Der stellvertretende türkische Regierungschef Bülent Arinç legte dem
Parlament in Ankara Zahlen vor, aus denen hervorging, dass sechsmal so
viele PKK-Verdächtige festgenommen wurden wie mutmaßliche Mitglieder des
Islamischen Staates. Die PKK erklärte den Waffenstillstand vom März 2013
für beendet. In den vergangenen vier Wochen hat die kurdische Guerilla 39
Polizisten und Soldaten getötet. Der Konflikt hat alte Spannungen in der
Türkei wieder aufleben lassen und zwingt die Kurden dazu, sich zwischen den
Verpflichtungen ihrem Staat gegenüber und ihren Gefühlen, die sie für ihre
Leute hegen, zu entscheiden.
In dem schattigen Hof der Familie Tamboga in Başak beschreibt die
25-jährige Tochter Kezban ihr Dilemma. „Einer meiner Brüder dient in der
Armee, und ein anderer wurde auf der Straße als Terrorist getötet.“ Auf die
Frage, wie der kurdisch-türkische Konflikt beigelegt werden könnte,
entgegnet sie: „Die Regierung hat diesen Kreislauf der Gewalt in Gang
gesetzt, und es ist die Regierung, die ihn beenden kann.“
Sie besteht darauf, dass die Leute auf der Straße nicht bewaffnet waren,
als ihr Bruder getötet wurde.
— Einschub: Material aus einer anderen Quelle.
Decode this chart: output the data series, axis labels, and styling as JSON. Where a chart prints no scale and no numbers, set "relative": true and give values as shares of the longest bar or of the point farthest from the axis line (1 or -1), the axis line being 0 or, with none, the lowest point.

Er habe dem Spektakel zugeschaut und sei von
einer Kugel der Polizei aus etwa 200 Meter Entfernung getroffen worden.
Aber einige der jungen Leute in Başak müssen bewaffnet gewesen sein. Zwei
Polizisten wurden verletzt, die Randalierer setzten einen Bulldozer in
Brand, der eingesetzt wurde, um die Gräben und Barrikaden zu beseitigen.
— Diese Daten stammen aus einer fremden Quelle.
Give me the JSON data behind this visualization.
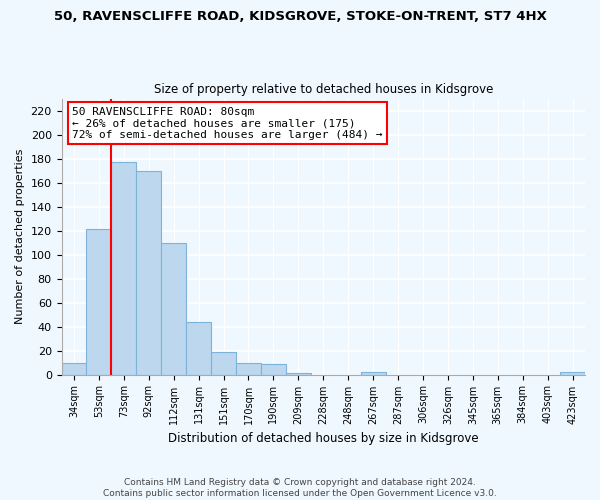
{
  "title_line1": "50, RAVENSCLIFFE ROAD, KIDSGROVE, STOKE-ON-TRENT, ST7 4HX",
  "title_line2": "Size of property relative to detached houses in Kidsgrove",
  "xlabel": "Distribution of detached houses by size in Kidsgrove",
  "ylabel": "Number of detached properties",
  "bar_labels": [
    "34sqm",
    "53sqm",
    "73sqm",
    "92sqm",
    "112sqm",
    "131sqm",
    "151sqm",
    "170sqm",
    "190sqm",
    "209sqm",
    "228sqm",
    "248sqm",
    "267sqm",
    "287sqm",
    "306sqm",
    "326sqm",
    "345sqm",
    "365sqm",
    "384sqm",
    "403sqm",
    "423sqm"
  ],
  "bar_values": [
    10,
    121,
    177,
    170,
    110,
    44,
    19,
    10,
    9,
    1,
    0,
    0,
    2,
    0,
    0,
    0,
    0,
    0,
    0,
    0,
    2
  ],
  "bar_color": "#bdd7ee",
  "bar_edge_color": "#7db3d8",
  "vline_x": 1.5,
  "vline_color": "red",
  "annotation_title": "50 RAVENSCLIFFE ROAD: 80sqm",
  "annotation_line2": "← 26% of detached houses are smaller (175)",
  "annotation_line3": "72% of semi-detached houses are larger (484) →",
  "annotation_box_color": "white",
  "annotation_box_edge": "red",
  "ylim": [
    0,
    230
  ],
  "yticks": [
    0,
    20,
    40,
    60,
    80,
    100,
    120,
    140,
    160,
    180,
    200,
    220
  ],
  "footer_line1": "Contains HM Land Registry data © Crown copyright and database right 2024.",
  "footer_line2": "Contains public sector information licensed under the Open Government Licence v3.0.",
  "background_color": "#f0f8ff"
}
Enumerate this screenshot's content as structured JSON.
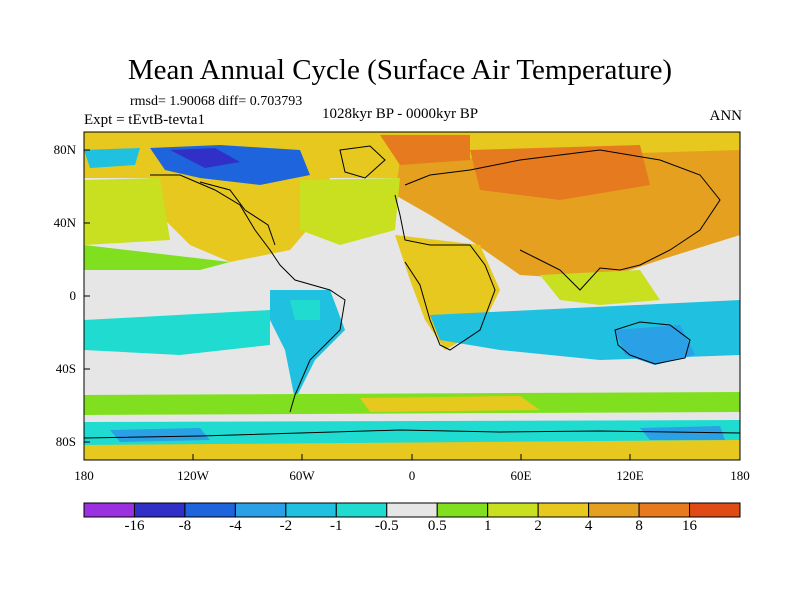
{
  "title": "Mean Annual Cycle (Surface Air Temperature)",
  "stats": "rmsd= 1.90068 diff= 0.703793",
  "period": "1028kyr BP - 0000kyr BP",
  "experiment": "Expt = tEvtB-tevta1",
  "season": "ANN",
  "lat_ticks": [
    "80N",
    "40N",
    "0",
    "40S",
    "80S"
  ],
  "lon_ticks": [
    "180",
    "120W",
    "60W",
    "0",
    "60E",
    "120E",
    "180"
  ],
  "colorbar": {
    "labels": [
      "-16",
      "-8",
      "-4",
      "-2",
      "-1",
      "-0.5",
      "0.5",
      "1",
      "2",
      "4",
      "8",
      "16"
    ],
    "colors": [
      "#9b30e0",
      "#3030c8",
      "#1e64dc",
      "#2aa0e6",
      "#20c0e0",
      "#20dcd0",
      "#e6e6e6",
      "#80e020",
      "#c8e020",
      "#e6c81e",
      "#e6a020",
      "#e67a1e",
      "#e04a14"
    ]
  }
}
Der Abgeordnete von Silopi, Faisal Sarıyıldız von der prokurdischen
Demokratischen Volkspartei (HDP), gibt zu, dass die Kämpfer in Başak
bewaffnet waren. Und dass, genau wie die Barrikaden und Gräben, auch die
Waffen noch da sind. Wie fühlt er sich mit einem Arsenal von Gewehren und
Panzerfäusten im Hinterhof seines Wahlkreises? „Seit meiner Kinderzeit habe
ich in einer solchen Umgebung gelebt“, antwortet er und fügt hinzu: „Die
Polizei hat viel mehr Waffen als die jungen Leute.“ Befürchtet er, dass
Silopi zu einem neuen Kobani wird, der Stadt in Nordsyrien, die vier Monate
lang zwischen dem IS und den Kurden umkämpft war? „Wenn die Regierung ihren
Kontrollwahn nicht aufgibt: ja,“ sagt Sarıyıldız.
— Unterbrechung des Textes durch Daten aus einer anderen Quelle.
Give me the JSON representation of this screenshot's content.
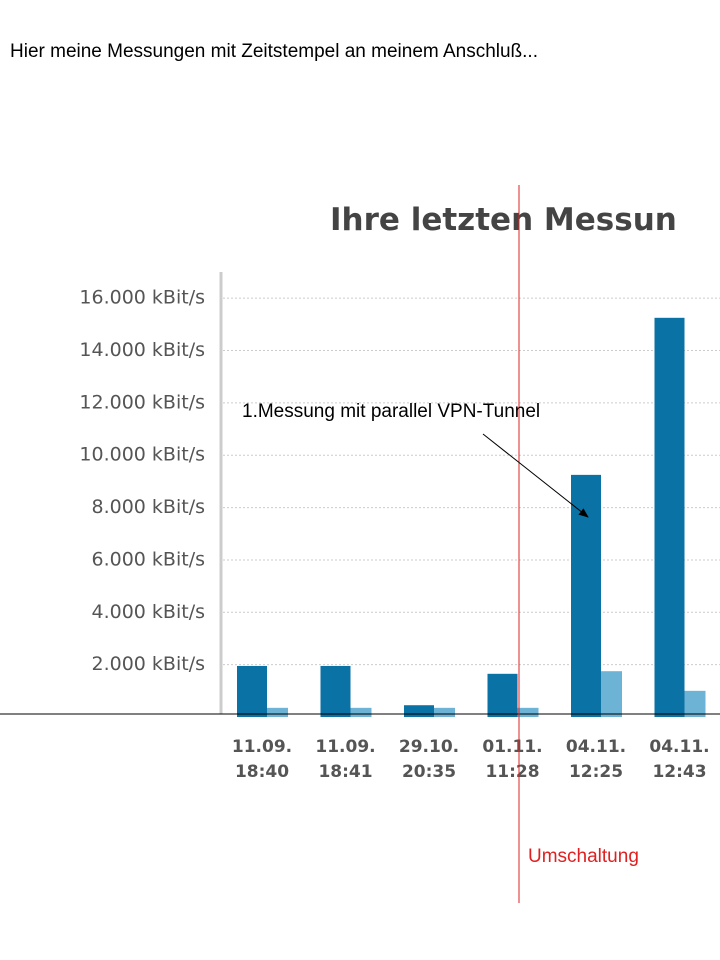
{
  "heading": "Hier meine Messungen mit Zeitstempel an meinem  Anschluß...",
  "chart_data": {
    "type": "bar",
    "title": "Ihre letzten Messun",
    "categories": [
      [
        "11.09.",
        "18:40"
      ],
      [
        "11.09.",
        "18:41"
      ],
      [
        "29.10.",
        "20:35"
      ],
      [
        "01.11.",
        "11:28"
      ],
      [
        "04.11.",
        "12:25"
      ],
      [
        "04.11.",
        "12:43"
      ]
    ],
    "series": [
      {
        "color": "#0a72a4",
        "values": [
          1950,
          1950,
          450,
          1650,
          9250,
          15250
        ]
      },
      {
        "color": "#6db3d6",
        "values": [
          350,
          350,
          350,
          350,
          1750,
          1000
        ]
      }
    ],
    "ylim": [
      0,
      17000
    ],
    "yticks": [
      {
        "value": 2000,
        "label": "2.000 kBit/s"
      },
      {
        "value": 4000,
        "label": "4.000 kBit/s"
      },
      {
        "value": 6000,
        "label": "6.000 kBit/s"
      },
      {
        "value": 8000,
        "label": "8.000 kBit/s"
      },
      {
        "value": 10000,
        "label": "10.000 kBit/s"
      },
      {
        "value": 12000,
        "label": "12.000 kBit/s"
      },
      {
        "value": 14000,
        "label": "14.000 kBit/s"
      },
      {
        "value": 16000,
        "label": "16.000 kBit/s"
      }
    ],
    "grid": true,
    "annotations": [
      "1.Messung mit parallel VPN-Tunnel",
      "Umschaltung"
    ]
  }
}
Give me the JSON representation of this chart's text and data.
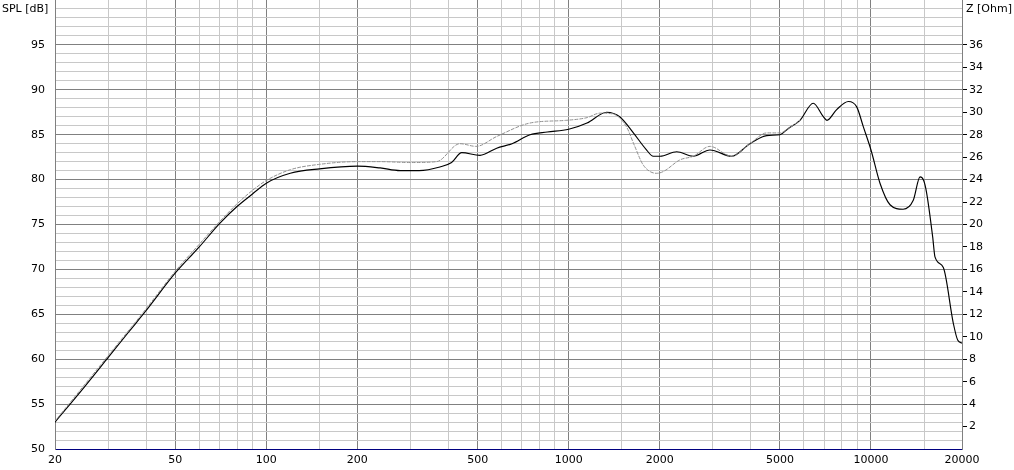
{
  "chart_data": {
    "type": "line",
    "ylabel": "SPL [dB]",
    "y2label": "Z [Ohm]",
    "log": "x",
    "grid": true,
    "legend": false,
    "marker": "none",
    "xlim": [
      20,
      20000
    ],
    "ylim": [
      50,
      100
    ],
    "y2lim": [
      0,
      40
    ],
    "xticks": [
      20,
      {
        "value": 30,
        "label": null
      },
      {
        "value": 40,
        "label": null
      },
      50,
      {
        "value": 60,
        "label": null
      },
      {
        "value": 70,
        "label": null
      },
      {
        "value": 80,
        "label": null
      },
      {
        "value": 90,
        "label": null
      },
      100,
      {
        "value": 150,
        "label": null
      },
      200,
      {
        "value": 300,
        "label": null
      },
      {
        "value": 400,
        "label": null
      },
      500,
      {
        "value": 600,
        "label": null
      },
      {
        "value": 700,
        "label": null
      },
      {
        "value": 800,
        "label": null
      },
      {
        "value": 900,
        "label": null
      },
      1000,
      {
        "value": 1500,
        "label": null
      },
      2000,
      {
        "value": 3000,
        "label": null
      },
      {
        "value": 4000,
        "label": null
      },
      5000,
      {
        "value": 6000,
        "label": null
      },
      {
        "value": 7000,
        "label": null
      },
      {
        "value": 8000,
        "label": null
      },
      {
        "value": 9000,
        "label": null
      },
      10000,
      {
        "value": 15000,
        "label": null
      },
      20000
    ],
    "yticks": [
      50,
      {
        "value": 51,
        "label": null
      },
      {
        "value": 52,
        "label": null
      },
      {
        "value": 53,
        "label": null
      },
      {
        "value": 54,
        "label": null
      },
      55,
      {
        "value": 56,
        "label": null
      },
      {
        "value": 57,
        "label": null
      },
      {
        "value": 58,
        "label": null
      },
      {
        "value": 59,
        "label": null
      },
      60,
      {
        "value": 61,
        "label": null
      },
      {
        "value": 62,
        "label": null
      },
      {
        "value": 63,
        "label": null
      },
      {
        "value": 64,
        "label": null
      },
      65,
      {
        "value": 66,
        "label": null
      },
      {
        "value": 67,
        "label": null
      },
      {
        "value": 68,
        "label": null
      },
      {
        "value": 69,
        "label": null
      },
      70,
      {
        "value": 71,
        "label": null
      },
      {
        "value": 72,
        "label": null
      },
      {
        "value": 73,
        "label": null
      },
      {
        "value": 74,
        "label": null
      },
      75,
      {
        "value": 76,
        "label": null
      },
      {
        "value": 77,
        "label": null
      },
      {
        "value": 78,
        "label": null
      },
      {
        "value": 79,
        "label": null
      },
      80,
      {
        "value": 81,
        "label": null
      },
      {
        "value": 82,
        "label": null
      },
      {
        "value": 83,
        "label": null
      },
      {
        "value": 84,
        "label": null
      },
      85,
      {
        "value": 86,
        "label": null
      },
      {
        "value": 87,
        "label": null
      },
      {
        "value": 88,
        "label": null
      },
      {
        "value": 89,
        "label": null
      },
      90,
      {
        "value": 91,
        "label": null
      },
      {
        "value": 92,
        "label": null
      },
      {
        "value": 93,
        "label": null
      },
      {
        "value": 94,
        "label": null
      },
      95,
      {
        "value": 96,
        "label": null
      },
      {
        "value": 97,
        "label": null
      },
      {
        "value": 98,
        "label": null
      },
      {
        "value": 99,
        "label": null
      }
    ],
    "y2ticks": [
      2,
      4,
      6,
      8,
      10,
      12,
      14,
      16,
      18,
      20,
      22,
      24,
      26,
      28,
      30,
      32,
      34,
      36
    ],
    "series": [
      {
        "color": "#909090",
        "line_style": "dashed",
        "x": [
          20,
          30,
          40,
          50,
          60,
          70,
          80,
          90,
          100,
          120,
          150,
          200,
          238,
          299,
          366,
          437,
          494,
          578,
          745,
          981,
          1150,
          1270,
          1404,
          1552,
          1650,
          1767,
          1956,
          2057,
          2335,
          2583,
          2934,
          3460,
          3979,
          4519,
          5000,
          5330,
          5823
        ],
        "values": [
          53.1,
          60.4,
          65.6,
          69.8,
          72.8,
          75.3,
          77.3,
          78.8,
          79.9,
          81.1,
          81.7,
          82.0,
          82.0,
          81.9,
          82.0,
          84.0,
          83.7,
          84.8,
          86.3,
          86.6,
          86.9,
          87.4,
          87.3,
          85.9,
          83.8,
          81.6,
          80.7,
          80.9,
          82.2,
          82.6,
          83.7,
          82.6,
          84.0,
          85.2,
          85.2,
          85.7,
          86.6
        ]
      },
      {
        "color": "#000000",
        "line_style": "solid",
        "x": [
          20,
          25,
          30,
          35,
          40,
          50,
          60,
          70,
          80,
          90,
          100,
          120,
          150,
          200,
          238,
          277,
          320,
          375,
          410,
          443,
          509,
          578,
          650,
          745,
          850,
          1000,
          1150,
          1336,
          1475,
          1637,
          1800,
          1906,
          2006,
          2277,
          2583,
          2934,
          3460,
          3979,
          4519,
          5000,
          5330,
          5823,
          6442,
          6955,
          7150,
          7700,
          8420,
          8970,
          9430,
          10000,
          10710,
          11560,
          12770,
          13800,
          14530,
          14940,
          15280,
          16000,
          16280,
          17350,
          18720,
          19370,
          20000
        ],
        "values": [
          53.0,
          56.9,
          60.2,
          63.0,
          65.4,
          69.6,
          72.5,
          75.1,
          77.0,
          78.4,
          79.6,
          80.7,
          81.2,
          81.5,
          81.3,
          81.0,
          81.0,
          81.4,
          81.9,
          83.0,
          82.7,
          83.5,
          84.0,
          85.0,
          85.3,
          85.6,
          86.3,
          87.5,
          87.0,
          85.2,
          83.4,
          82.6,
          82.6,
          83.1,
          82.6,
          83.3,
          82.6,
          84.0,
          84.9,
          85.0,
          85.7,
          86.6,
          88.5,
          87.0,
          86.6,
          87.8,
          88.7,
          88.1,
          85.9,
          83.3,
          79.6,
          77.2,
          76.7,
          77.7,
          80.3,
          79.9,
          78.5,
          73.6,
          71.4,
          70.2,
          64.0,
          62.1,
          61.8
        ]
      }
    ]
  }
}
## Ungewöhnlich ausgewogen
Ein Hoffnungsschimmer in diesem Morast aus Blut, Anschuldigungen und
Gegenanschuldigungen ist der kurdische Geschäftsmann Shahismail
Bedirhanoglu. Er besitzt ein bekanntes Hotel in Diyarbakır, der
inoffiziellen Hauptstadt von Türkisch-Kurdistan, und ist der Vorsitzende
der Vereinigung von Industriellen und Geschäftsleuten im Südosten, die sich
mit dem Regierungschef getroffen und sich für politische Veränderungen
eingesetzt hat.
Bedirhanoglu ist ungewöhnlich ausgewogen, wenn es um Schuldzuweisungen
geht. Er verurteilt die Morde der PKK an den Polizisten in Ceyhanpinar als
eine Gräueltat, die dem „schadet, was die Kurden gewonnen haben“. Der
Regierung wirft er vor, dass sie den Friedensprozess nicht mit
demokratischen Reformen untermauert hat, die die Kurden im Gegenzug für
ihren Waffenstillstand erwartet hatten.
„Die Regierung hat die Kurden getäuscht,“ sagt er gegenüber der taz. Um d…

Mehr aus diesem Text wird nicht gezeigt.